My nan had reached the ripe old age of 101 ( and a half!). This is some accomplishment when you think of what she has lived through! She was born in 1913, lived through two world wars, Spanish flu (I think that's right), and all the other major events of the past century! Last year in February when she turned 100, she received a telegram and card from the queen. I think she was secretly quite chuffed about it!
I managed to get one visit to my nan this summer before she passed away. It was brief, and she was not well, but she managed to see William (who was her favourite great grandchild). It was upsetting to see her looking so frail, and we were not at all surprised to hear the news a few days later. I had been writing her emails from Dubai, which my dad printed off to give to her. So she knew what we were up to and that William was having such a great time. She was constantly asking when we were going back to visit. So I'm glad we made it in time!
My nan has always seemed 'old' to me. I suppose she would have been about 73 years old when I was born. So when we went back for the funeral and we got reminiscing about her and my grandad and their lives together when they were first married, it was nice to hear the stories. I don't remember much about my grandad, Pop, as I was about 8 years old when he died. It's scary to think my nan lived another 20 years without her husband. I cannot imagine it.
The old photos my dad had were amazing! Nan and pop dancing at parties in war time, the fashions, similarities of my dad and Aunty. Dad told us stories about pops experiences during the war; he was a mechanic. We heard how he had to sacrifice all his treasured personal tools and drive his truck off a cliff in order to escape the Germans and not leave them resources behind. It all sounded like something out of a movie.

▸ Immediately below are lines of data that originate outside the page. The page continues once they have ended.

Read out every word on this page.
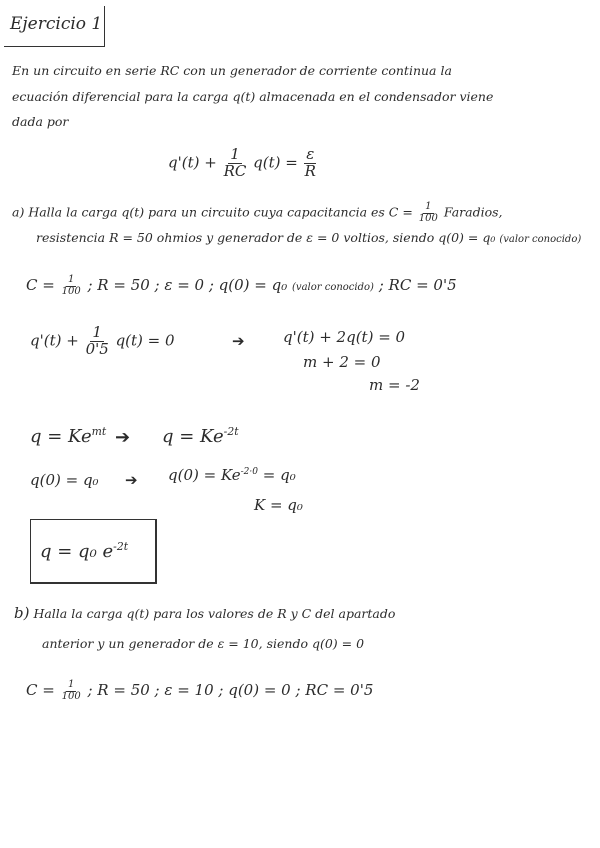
Ejercicio 1
En un circuito en serie RC con un generador de corriente continua la
ecuación diferencial para la carga q(t) almacenada en el condensador viene
dada por
$q'(t) + \frac{1}{RC} q(t) = \frac{\varepsilon}{R}$
a) Halla la carga q(t) para un circuito cuya capacitancia es $C = \frac{1}{100}$ Faradios,
resistencia R = 50 ohmios y generador de ε = 0 voltios, siendo q(0) = q₀ (valor conocido)
$C = \frac{1}{100}$ ; R = 50 ; ε = 0 ; q(0) = q₀ (valor conocido) ; RC = 0'5
$q'(t) + \frac{1}{0'5} q(t) = 0$	➔	q'(t) + 2q(t) = 0
m + 2 = 0
m = -2
$q = Ke^{mt}$ ➔ $q = Ke^{-2t}$
q(0) = q₀ ➔ $q(0) = Ke^{-2\cdot 0} = q_0$
K = q₀
q = q₀ $e^{-2t}$
b) Halla la carga q(t) para los valores de R y C del apartado
anterior y un generador de ε = 10, siendo q(0) = 0
$C = \frac{1}{100}$ ; R = 50 ; ε = 10 ; q(0) = 0 ; RC = 0'5
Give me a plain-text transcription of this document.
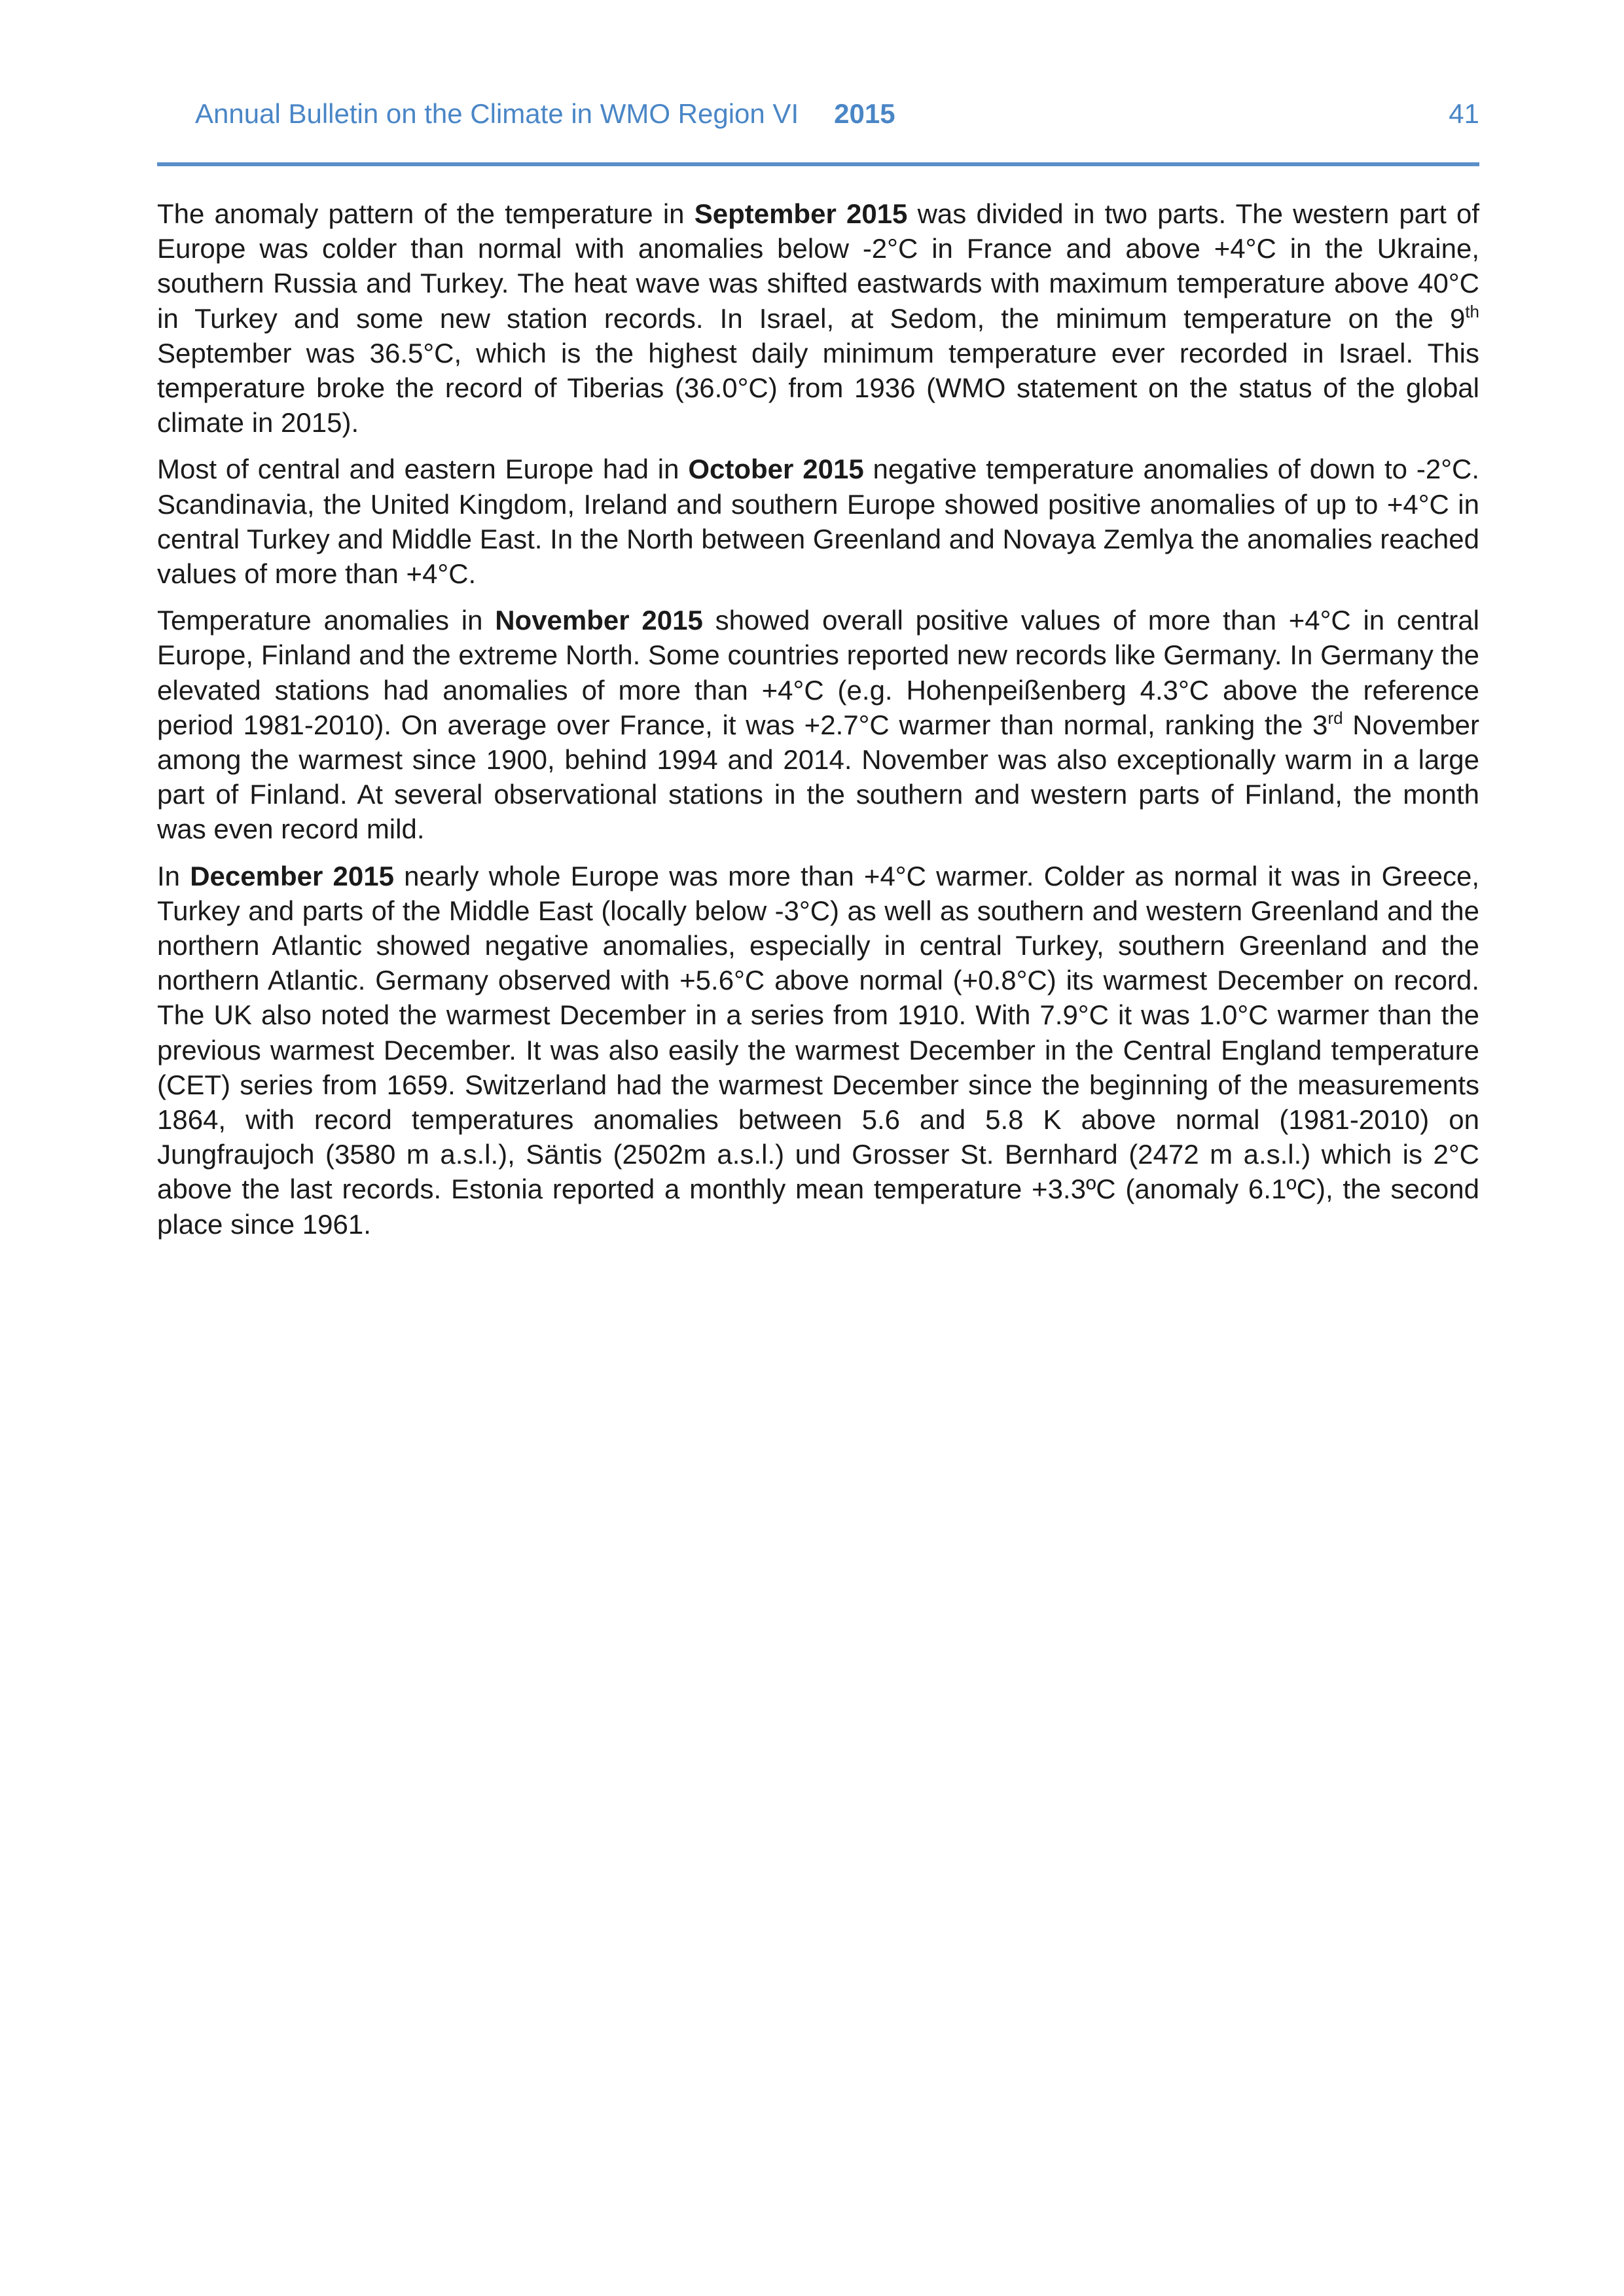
Annual Bulletin on the Climate in WMO Region VI 2015	41

The anomaly pattern of the temperature in September 2015 was divided in two parts. The western part of Europe was colder than normal with anomalies below -2°C in France and above +4°C in the Ukraine, southern Russia and Turkey. The heat wave was shifted eastwards with maximum temperature above 40°C in Turkey and some new station records. In Israel, at Sedom, the minimum temperature on the 9th September was 36.5°C, which is the highest daily minimum temperature ever recorded in Israel. This temperature broke the record of Tiberias (36.0°C) from 1936 (WMO statement on the status of the global climate in 2015).

Most of central and eastern Europe had in October 2015 negative temperature anomalies of down to -2°C. Scandinavia, the United Kingdom, Ireland and southern Europe showed positive anomalies of up to +4°C in central Turkey and Middle East. In the North between Greenland and Novaya Zemlya the anomalies reached values of more than +4°C.

Temperature anomalies in November 2015 showed overall positive values of more than +4°C in central Europe, Finland and the extreme North. Some countries reported new records like Germany. In Germany the elevated stations had anomalies of more than +4°C (e.g. Hohenpeißenberg 4.3°C above the reference period 1981-2010). On average over France, it was +2.7°C warmer than normal, ranking the 3rd November among the warmest since 1900, behind 1994 and 2014. November was also exceptionally warm in a large part of Finland. At several observational stations in the southern and western parts of Finland, the month was even record mild.

In December 2015 nearly whole Europe was more than +4°C warmer. Colder as normal it was in Greece, Turkey and parts of the Middle East (locally below -3°C) as well as southern and western Greenland and the northern Atlantic showed negative anomalies, especially in central Turkey, southern Greenland and the northern Atlantic. Germany observed with +5.6°C above normal (+0.8°C) its warmest December on record. The UK also noted the warmest December in a series from 1910. With 7.9°C it was 1.0°C warmer than the previous warmest December. It was also easily the warmest December in the Central England temperature (CET) series from 1659. Switzerland had the warmest December since the beginning of the measurements 1864, with record temperatures anomalies between 5.6 and 5.8 K above normal (1981-2010) on Jungfraujoch (3580 m a.s.l.), Säntis (2502m a.s.l.) und Grosser St. Bernhard (2472 m a.s.l.) which is 2°C above the last records. Estonia reported a monthly mean temperature +3.3ºC (anomaly 6.1ºC), the second place since 1961.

During the war, my grandad used to write poems which he hid inside an instruction manual for a tank. Reading them back was funny as some of the poems are very romantic and gushy. Just reading his own hand writing and thinking about where he may have been when he was writing them gives me chills. It was sweet seeing post card pictures of him with the note for nan, "yours as ever".
As sad as it is to loose someone, it brings a smile to my face thinking that she had such a long life. 4 children, 10 grand children and 10 great grand children! I only have one child, so I can't imagine I am going to get 10 grand children! But I will take away the thought that it is important to make the most of your life, do all you can while you are able to and make sure people know you care about them!